Another overlooked aspect of the European economic situation is the fact that the EFSF has been unable to properly finance its bailout package for the region. While politicians are continuously deliberating about the care package, they have yet to identify a concrete strategy to temporarily heal the eurozone.

The Holiday Season Artificially Improved Economic Numbers

The last three months have shown positive employment growth, retail sales, and manufacturing production. As a result, many consumer and economists have been very positive about the economy, convinced that things may be all right in the western world. One thing that they need to watch out for is that the holiday season tends to artificially prop up numbers.

The first example is that many temporary workers are hired during the holidays. Retailers need more people in the store, transportation companies need larger workforces to accommodate increased shipping demand, and manufacturers need more temp employees for the increased product demand. Large influxes of temp workers tends to drive down the unemployment rate and Initial Jobless Claims number, on a temporary basis, of course.

The average consumer also tends to purchase gifts and use up vacation time during the holiday season, which prompts numbers such as consumer spending to increase. This, in turn, results in positive retail sales for companies like Macy's (M), Wal-Mart (WMT), and Best Buy (BBY). Trading dynamics, influenced by supply and demand between buyers and sellers, tends to positively influence numbers like the Consumer Price Index and Factory Orders.

What Does This Mean for the Globe?

Positive economic numbers may influence the average investor or trader to misunderstand economic trends. For example, investors may look at a retailer and learn that it is having a blow-out holiday season, in terms of sales. That investor may then enter the inherent rallying period at an unfortunate time and could lose his investment within months.

The reality is that underlying macroeconomic problems have not significantly changed. While positive employment could be a long-term trend, factors such as the US debt ceiling as well as Europe's sovereign debt contagion have not improved.

Can Monetary Policy Make a Change?

Both the United States and Europe are in dire conditions, but American investors are currently concerned about the Federal Reserve's plans for monetary policy. Without another round of quantitative easing, some investors fear that the United States will be unable to spur long-term economic and employment growth.

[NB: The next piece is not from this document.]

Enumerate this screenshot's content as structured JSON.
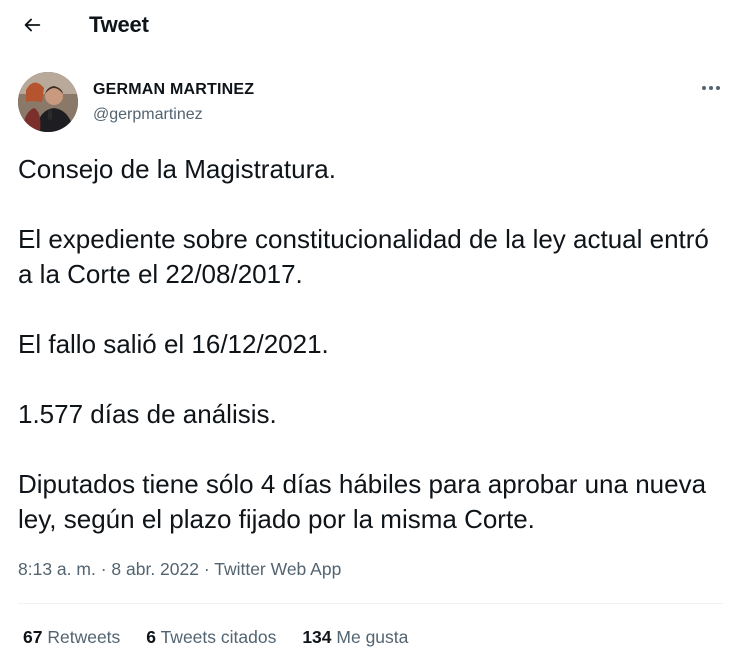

There are plenty of skeptics, however. The first two rounds of quantitative easing had very marginal effects on the American economy, and even had adverse effects. On one hand, unemployment never really improved due to quantitative easing. On the other hand, quantitative easing resulted in inflated commodity prices, which is not necessarily a good thing for the average American. For example, rising crude oil prices directly results in higher gas prices at the pump.

Investors also have to keep in mind that international macroeconomics will play a large role in the United States' future. For example, consider that European countries could default. If they defaulted during a third round of quantitative easing, American equities are likely to fall rapidly, despite the Fed's attempts to pump money in the market. So, given extreme international uncertainty, the Fed may be resistant to popular opinion regarding QE3.

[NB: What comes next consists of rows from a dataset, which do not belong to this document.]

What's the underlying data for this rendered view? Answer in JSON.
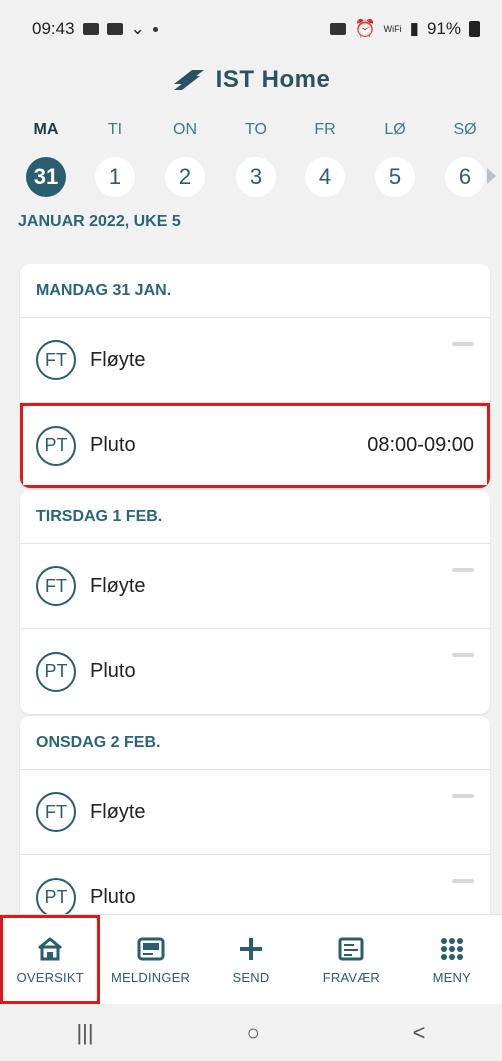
{
  "status_bar": {
    "time": "09:43",
    "battery": "91%",
    "wifi_label": "WiFi"
  },
  "app": {
    "logo_text": "IST Home"
  },
  "week": {
    "days": [
      {
        "label": "MA",
        "date": "31",
        "active": true
      },
      {
        "label": "TI",
        "date": "1",
        "active": false
      },
      {
        "label": "ON",
        "date": "2",
        "active": false
      },
      {
        "label": "TO",
        "date": "3",
        "active": false
      },
      {
        "label": "FR",
        "date": "4",
        "active": false
      },
      {
        "label": "LØ",
        "date": "5",
        "active": false
      },
      {
        "label": "SØ",
        "date": "6",
        "active": false
      }
    ],
    "title": "JANUAR 2022, UKE 5"
  },
  "cards": [
    {
      "header": "MANDAG 31 JAN.",
      "rows": [
        {
          "initials": "FT",
          "subject": "Fløyte",
          "time": ""
        },
        {
          "initials": "PT",
          "subject": "Pluto",
          "time": "08:00-09:00"
        }
      ]
    },
    {
      "header": "TIRSDAG 1 FEB.",
      "rows": [
        {
          "initials": "FT",
          "subject": "Fløyte",
          "time": ""
        },
        {
          "initials": "PT",
          "subject": "Pluto",
          "time": ""
        }
      ]
    },
    {
      "header": "ONSDAG 2 FEB.",
      "rows": [
        {
          "initials": "FT",
          "subject": "Fløyte",
          "time": ""
        },
        {
          "initials": "PT",
          "subject": "Pluto",
          "time": ""
        }
      ]
    }
  ],
  "bottom_nav": [
    {
      "label": "OVERSIKT",
      "icon": "home-icon"
    },
    {
      "label": "MELDINGER",
      "icon": "message-icon"
    },
    {
      "label": "SEND",
      "icon": "plus-icon"
    },
    {
      "label": "FRAVÆR",
      "icon": "document-icon"
    },
    {
      "label": "MENY",
      "icon": "grid-icon"
    }
  ],
  "system_nav": {
    "recents": "|||",
    "home": "○",
    "back": "<"
  },
  "colors": {
    "primary": "#2a5d6e",
    "accent_text": "#2a6578",
    "highlight": "#e01818",
    "background": "#f1f1f1"
  }
}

During these uncertain economic times, some action may be better than none. Some traders believe that quantitative easing would, at the very least, prop up equities and give American some peace of mind while European concerns drag global markets downward. However, is a temporary, artificial boost best for Americans in the long-term?

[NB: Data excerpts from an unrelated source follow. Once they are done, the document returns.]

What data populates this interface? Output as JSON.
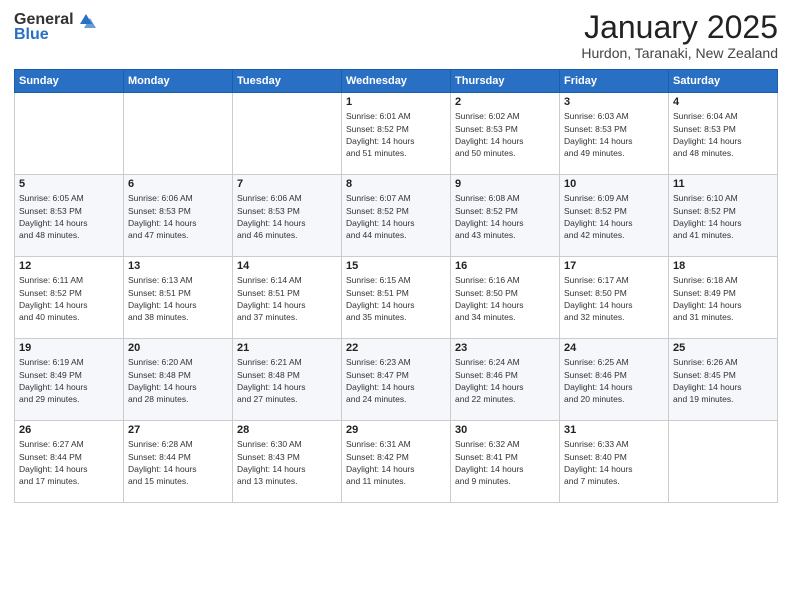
{
  "header": {
    "logo_general": "General",
    "logo_blue": "Blue",
    "month": "January 2025",
    "location": "Hurdon, Taranaki, New Zealand"
  },
  "days_of_week": [
    "Sunday",
    "Monday",
    "Tuesday",
    "Wednesday",
    "Thursday",
    "Friday",
    "Saturday"
  ],
  "weeks": [
    [
      {
        "day": "",
        "info": ""
      },
      {
        "day": "",
        "info": ""
      },
      {
        "day": "",
        "info": ""
      },
      {
        "day": "1",
        "info": "Sunrise: 6:01 AM\nSunset: 8:52 PM\nDaylight: 14 hours\nand 51 minutes."
      },
      {
        "day": "2",
        "info": "Sunrise: 6:02 AM\nSunset: 8:53 PM\nDaylight: 14 hours\nand 50 minutes."
      },
      {
        "day": "3",
        "info": "Sunrise: 6:03 AM\nSunset: 8:53 PM\nDaylight: 14 hours\nand 49 minutes."
      },
      {
        "day": "4",
        "info": "Sunrise: 6:04 AM\nSunset: 8:53 PM\nDaylight: 14 hours\nand 48 minutes."
      }
    ],
    [
      {
        "day": "5",
        "info": "Sunrise: 6:05 AM\nSunset: 8:53 PM\nDaylight: 14 hours\nand 48 minutes."
      },
      {
        "day": "6",
        "info": "Sunrise: 6:06 AM\nSunset: 8:53 PM\nDaylight: 14 hours\nand 47 minutes."
      },
      {
        "day": "7",
        "info": "Sunrise: 6:06 AM\nSunset: 8:53 PM\nDaylight: 14 hours\nand 46 minutes."
      },
      {
        "day": "8",
        "info": "Sunrise: 6:07 AM\nSunset: 8:52 PM\nDaylight: 14 hours\nand 44 minutes."
      },
      {
        "day": "9",
        "info": "Sunrise: 6:08 AM\nSunset: 8:52 PM\nDaylight: 14 hours\nand 43 minutes."
      },
      {
        "day": "10",
        "info": "Sunrise: 6:09 AM\nSunset: 8:52 PM\nDaylight: 14 hours\nand 42 minutes."
      },
      {
        "day": "11",
        "info": "Sunrise: 6:10 AM\nSunset: 8:52 PM\nDaylight: 14 hours\nand 41 minutes."
      }
    ],
    [
      {
        "day": "12",
        "info": "Sunrise: 6:11 AM\nSunset: 8:52 PM\nDaylight: 14 hours\nand 40 minutes."
      },
      {
        "day": "13",
        "info": "Sunrise: 6:13 AM\nSunset: 8:51 PM\nDaylight: 14 hours\nand 38 minutes."
      },
      {
        "day": "14",
        "info": "Sunrise: 6:14 AM\nSunset: 8:51 PM\nDaylight: 14 hours\nand 37 minutes."
      },
      {
        "day": "15",
        "info": "Sunrise: 6:15 AM\nSunset: 8:51 PM\nDaylight: 14 hours\nand 35 minutes."
      },
      {
        "day": "16",
        "info": "Sunrise: 6:16 AM\nSunset: 8:50 PM\nDaylight: 14 hours\nand 34 minutes."
      },
      {
        "day": "17",
        "info": "Sunrise: 6:17 AM\nSunset: 8:50 PM\nDaylight: 14 hours\nand 32 minutes."
      },
      {
        "day": "18",
        "info": "Sunrise: 6:18 AM\nSunset: 8:49 PM\nDaylight: 14 hours\nand 31 minutes."
      }
    ],
    [
      {
        "day": "19",
        "info": "Sunrise: 6:19 AM\nSunset: 8:49 PM\nDaylight: 14 hours\nand 29 minutes."
      },
      {
        "day": "20",
        "info": "Sunrise: 6:20 AM\nSunset: 8:48 PM\nDaylight: 14 hours\nand 28 minutes."
      },
      {
        "day": "21",
        "info": "Sunrise: 6:21 AM\nSunset: 8:48 PM\nDaylight: 14 hours\nand 27 minutes."
      },
      {
        "day": "22",
        "info": "Sunrise: 6:23 AM\nSunset: 8:47 PM\nDaylight: 14 hours\nand 24 minutes."
      },
      {
        "day": "23",
        "info": "Sunrise: 6:24 AM\nSunset: 8:46 PM\nDaylight: 14 hours\nand 22 minutes."
      },
      {
        "day": "24",
        "info": "Sunrise: 6:25 AM\nSunset: 8:46 PM\nDaylight: 14 hours\nand 20 minutes."
      },
      {
        "day": "25",
        "info": "Sunrise: 6:26 AM\nSunset: 8:45 PM\nDaylight: 14 hours\nand 19 minutes."
      }
    ],
    [
      {
        "day": "26",
        "info": "Sunrise: 6:27 AM\nSunset: 8:44 PM\nDaylight: 14 hours\nand 17 minutes."
      },
      {
        "day": "27",
        "info": "Sunrise: 6:28 AM\nSunset: 8:44 PM\nDaylight: 14 hours\nand 15 minutes."
      },
      {
        "day": "28",
        "info": "Sunrise: 6:30 AM\nSunset: 8:43 PM\nDaylight: 14 hours\nand 13 minutes."
      },
      {
        "day": "29",
        "info": "Sunrise: 6:31 AM\nSunset: 8:42 PM\nDaylight: 14 hours\nand 11 minutes."
      },
      {
        "day": "30",
        "info": "Sunrise: 6:32 AM\nSunset: 8:41 PM\nDaylight: 14 hours\nand 9 minutes."
      },
      {
        "day": "31",
        "info": "Sunrise: 6:33 AM\nSunset: 8:40 PM\nDaylight: 14 hours\nand 7 minutes."
      },
      {
        "day": "",
        "info": ""
      }
    ]
  ]
}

The short answer is no. Continued Fed intervention is unlikely to solve long-term problems. Its revised strategy to purchase long-term debt and sell short-term debt may or may not have different results, but it seems likely that the long-term implications will not be much different than the first two rounds of quantitative easing.

Regardless of what the Fed does, traders will be able to profit from any comments made. While the overall economy may not improve, independent traders can make money if they pay attention to the news. If traders keep up with real-time news, they may be able to capitalize on short-term movements in the equity markets.